La montre Royal Oak d'Audemars Piguet n'est pas une marque en trois dimensions.
Le tribunal de Milan s'est récemment prononcé sur la possibilité de protéger la forme de la célèbre montre « Royal Oak », créée en 1972 par la société suisse Audemars Piguet et initialement protégée en tant que marque tridimensionnelle.
Audemars Piguet avait déposé la forme de sa lunette en tant que marque figurative internationale et dénonçait une contrefaçon de marque ainsi qu’une concurrence déloyale par imitation servile de la part des montres commercialisées par la start-up milanaise D One s.r.l.
Dans un premier temps, le tribunal a rendu une ordonnance par défaut interdisant la commercialisation future ; toutefois, après que D One se soit constituée partie civile et ait présenté ses moyens de défense, le juge saisi a infirmé sa décision initiale et rejeté le recours d'Audemars Piguet au motif qu'« il subsiste de nombreux éléments de doute quant à la validité de la marque invoquée », comme en témoigne le fait que son enregistrement en tant que marque communautaire a été refusé par l'office compétent (OHMI).

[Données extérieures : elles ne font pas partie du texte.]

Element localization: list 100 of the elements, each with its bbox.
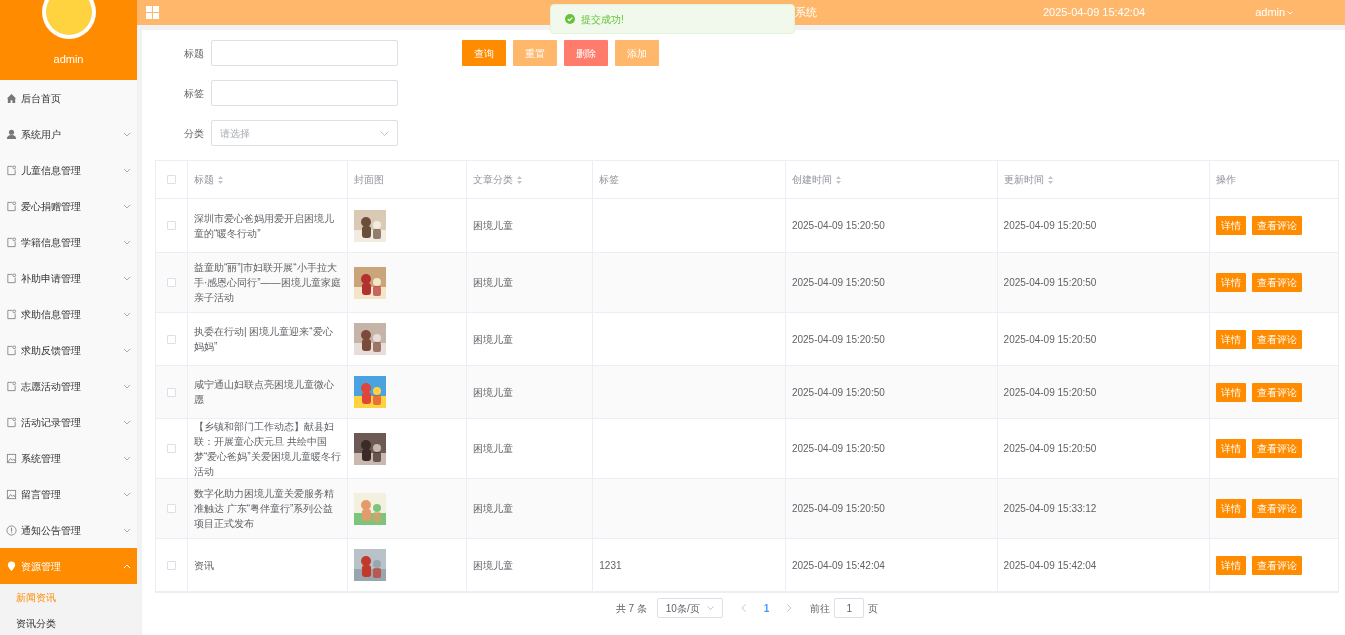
menu-item[interactable]: 儿童信息管理 bbox=[0, 152, 137, 188]
system-title: 系统 bbox=[795, 5, 817, 21]
sort-icon[interactable] bbox=[835, 175, 841, 184]
row-action-button[interactable]: 详情 bbox=[1216, 555, 1247, 575]
action-button[interactable]: 查询 bbox=[462, 40, 506, 66]
column-header[interactable]: 创建时间 bbox=[791, 172, 841, 187]
sort-icon[interactable] bbox=[217, 175, 223, 184]
page-suffix: 页 bbox=[868, 601, 879, 616]
table-cell-text: 困境儿童 bbox=[473, 558, 514, 573]
table-cell-text: 2025-04-09 15:33:12 bbox=[1003, 502, 1097, 516]
table-cell-text: 困境儿童 bbox=[473, 502, 514, 516]
column-header: 标签 bbox=[599, 173, 620, 187]
table-cell-text: 困境儿童 bbox=[473, 385, 514, 400]
table-cell-text: 2025-04-09 15:20:50 bbox=[791, 442, 885, 456]
document-icon bbox=[6, 200, 17, 212]
row-action-button[interactable]: 查看评论 bbox=[1252, 382, 1303, 402]
table-cell-text: 困境儿童 bbox=[473, 219, 514, 233]
menu-item[interactable]: 留言管理 bbox=[0, 476, 137, 512]
username[interactable]: admin bbox=[1255, 4, 1286, 21]
menu-item[interactable]: 后台首页 bbox=[0, 80, 137, 116]
table-cell-text: 资讯 bbox=[193, 558, 214, 573]
column-header[interactable]: 标题 bbox=[193, 172, 223, 187]
row-action-button[interactable]: 详情 bbox=[1216, 216, 1247, 235]
column-header[interactable]: 文章分类 bbox=[473, 172, 523, 187]
page-input[interactable]: 1 bbox=[834, 598, 865, 618]
text-input[interactable] bbox=[211, 80, 398, 106]
chevron-icon bbox=[380, 130, 389, 136]
document-icon bbox=[6, 416, 17, 428]
username: admin bbox=[53, 52, 84, 67]
menu-item[interactable]: 求助反馈管理 bbox=[0, 332, 137, 368]
row-action-button[interactable]: 查看评论 bbox=[1252, 499, 1303, 518]
caret-icon[interactable] bbox=[1287, 10, 1294, 15]
select-field[interactable]: 请选择 bbox=[211, 120, 398, 146]
table-cell-text: 困境儿童 bbox=[473, 332, 514, 347]
table-cell-text: 【乡镇和部门工作动态】献县妇联：开展童心庆元旦 共绘中国梦“爱心爸妈”关爱困境儿童暖冬行活动 bbox=[193, 419, 341, 479]
column-header[interactable]: 更新时间 bbox=[1003, 172, 1053, 187]
table-cell-text: 2025-04-09 15:42:04 bbox=[1003, 558, 1097, 573]
row-action-button[interactable]: 查看评论 bbox=[1252, 555, 1303, 575]
menu-item[interactable]: 爱心捐赠管理 bbox=[0, 188, 137, 224]
row-action-button[interactable]: 查看评论 bbox=[1252, 329, 1303, 349]
table-cell-text: 2025-04-09 15:20:50 bbox=[791, 219, 885, 233]
action-button[interactable]: 添加 bbox=[615, 40, 659, 66]
checkbox[interactable] bbox=[166, 334, 176, 344]
table-cell-text: 2025-04-09 15:20:50 bbox=[1003, 276, 1097, 290]
table-cell-text: 困境儿童 bbox=[473, 276, 514, 290]
sort-icon[interactable] bbox=[1047, 175, 1053, 184]
previous-icon[interactable] bbox=[740, 604, 746, 612]
table-cell-text: 2025-04-09 15:20:50 bbox=[1003, 442, 1097, 456]
grid-icon[interactable] bbox=[146, 6, 159, 19]
menu-item[interactable]: 学籍信息管理 bbox=[0, 224, 137, 260]
menu-item[interactable]: 资源管理 bbox=[0, 548, 137, 584]
row-action-button[interactable]: 详情 bbox=[1216, 439, 1247, 458]
checkbox[interactable] bbox=[166, 560, 176, 570]
menu-item[interactable]: 补助申请管理 bbox=[0, 260, 137, 296]
document-icon bbox=[6, 344, 17, 356]
checkbox[interactable] bbox=[166, 504, 176, 513]
table-cell-text: 益童助“丽”|市妇联开展“小手拉大手·感恩心同行”——困境儿童家庭亲子活动 bbox=[193, 261, 341, 305]
chevron-icon[interactable] bbox=[706, 606, 714, 610]
row-action-button[interactable]: 查看评论 bbox=[1252, 216, 1303, 235]
table-cell-text: 执委在行动| 困境儿童迎来“爱心妈妈” bbox=[193, 325, 334, 354]
table-cell-text: 2025-04-09 15:20:50 bbox=[791, 385, 885, 400]
checkbox[interactable] bbox=[166, 221, 176, 230]
avatar bbox=[40, 0, 97, 40]
text-input[interactable] bbox=[211, 40, 398, 66]
next-icon[interactable] bbox=[787, 604, 793, 612]
page-number[interactable]: 1 bbox=[755, 600, 778, 616]
page-size-select[interactable]: 10条/页 bbox=[656, 598, 723, 618]
placeholder: 请选择 bbox=[220, 126, 250, 141]
row-action-button[interactable]: 查看评论 bbox=[1252, 273, 1303, 292]
menu-item[interactable]: 活动记录管理 bbox=[0, 404, 137, 440]
checkbox[interactable] bbox=[166, 444, 176, 453]
action-button[interactable]: 重置 bbox=[513, 40, 557, 66]
row-action-button[interactable]: 详情 bbox=[1216, 382, 1247, 402]
toast-message: 提交成功! bbox=[581, 12, 624, 27]
sort-icon[interactable] bbox=[517, 175, 523, 184]
menu-item[interactable]: 志愿活动管理 bbox=[0, 368, 137, 404]
menu-item[interactable]: 求助信息管理 bbox=[0, 296, 137, 332]
submenu-item[interactable]: 新闻资讯 bbox=[0, 584, 137, 610]
total-count: 共 7 条 bbox=[615, 601, 647, 616]
document-icon bbox=[6, 164, 17, 176]
row-action-button[interactable]: 详情 bbox=[1216, 273, 1247, 292]
checkbox[interactable] bbox=[166, 387, 176, 397]
document-icon bbox=[6, 380, 17, 392]
checkbox[interactable] bbox=[166, 175, 176, 184]
image-icon bbox=[6, 488, 17, 500]
row-action-button[interactable]: 详情 bbox=[1216, 329, 1247, 349]
menu-item[interactable]: 通知公告管理 bbox=[0, 512, 137, 548]
field-label: 分类 bbox=[183, 126, 205, 141]
document-icon bbox=[6, 308, 17, 320]
menu-item[interactable]: 系统管理 bbox=[0, 440, 137, 476]
document-icon bbox=[6, 272, 17, 284]
success-icon bbox=[565, 14, 575, 24]
row-action-button[interactable]: 查看评论 bbox=[1252, 439, 1303, 458]
table-cell-text: 2025-04-09 15:42:04 bbox=[791, 558, 885, 573]
goto-label: 前往 bbox=[810, 601, 831, 616]
row-action-button[interactable]: 详情 bbox=[1216, 499, 1247, 518]
action-button[interactable]: 删除 bbox=[564, 40, 608, 66]
submenu-item[interactable]: 资讯分类 bbox=[0, 610, 137, 635]
menu-item[interactable]: 系统用户 bbox=[0, 116, 137, 152]
checkbox[interactable] bbox=[166, 278, 176, 287]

En particulier, selon le tribunal, la marque semble dépourvue de caractère distinctif, c'est-à-dire de la capacité de « distinguer les produits de ceux d'un autre fabricant et, par conséquent, de remplir la fonction d'identification de l'origine commerciale du produit » ;
Toujours selon le tribunal de Milan, le signe distinctif tridimensionnel ne semble pas non plus avoir acquis un caractère distinctif par l'usage (ce qu'on appelle la « signification secondaire »), « aucune utilisation systématique » de ce signe n'ayant été démontrée.
Enfin, l'enregistrement de la forme en question en tant que marque ne semble pas non plus compatible avec les dispositions de l'article 9 du Code de la propriété industrielle, selon lequel « ne peuvent faire l'objet d'un enregistrement en tant que marque les signes constitués exclusivement […] par la forme qui confère une valeur substantielle au produit ».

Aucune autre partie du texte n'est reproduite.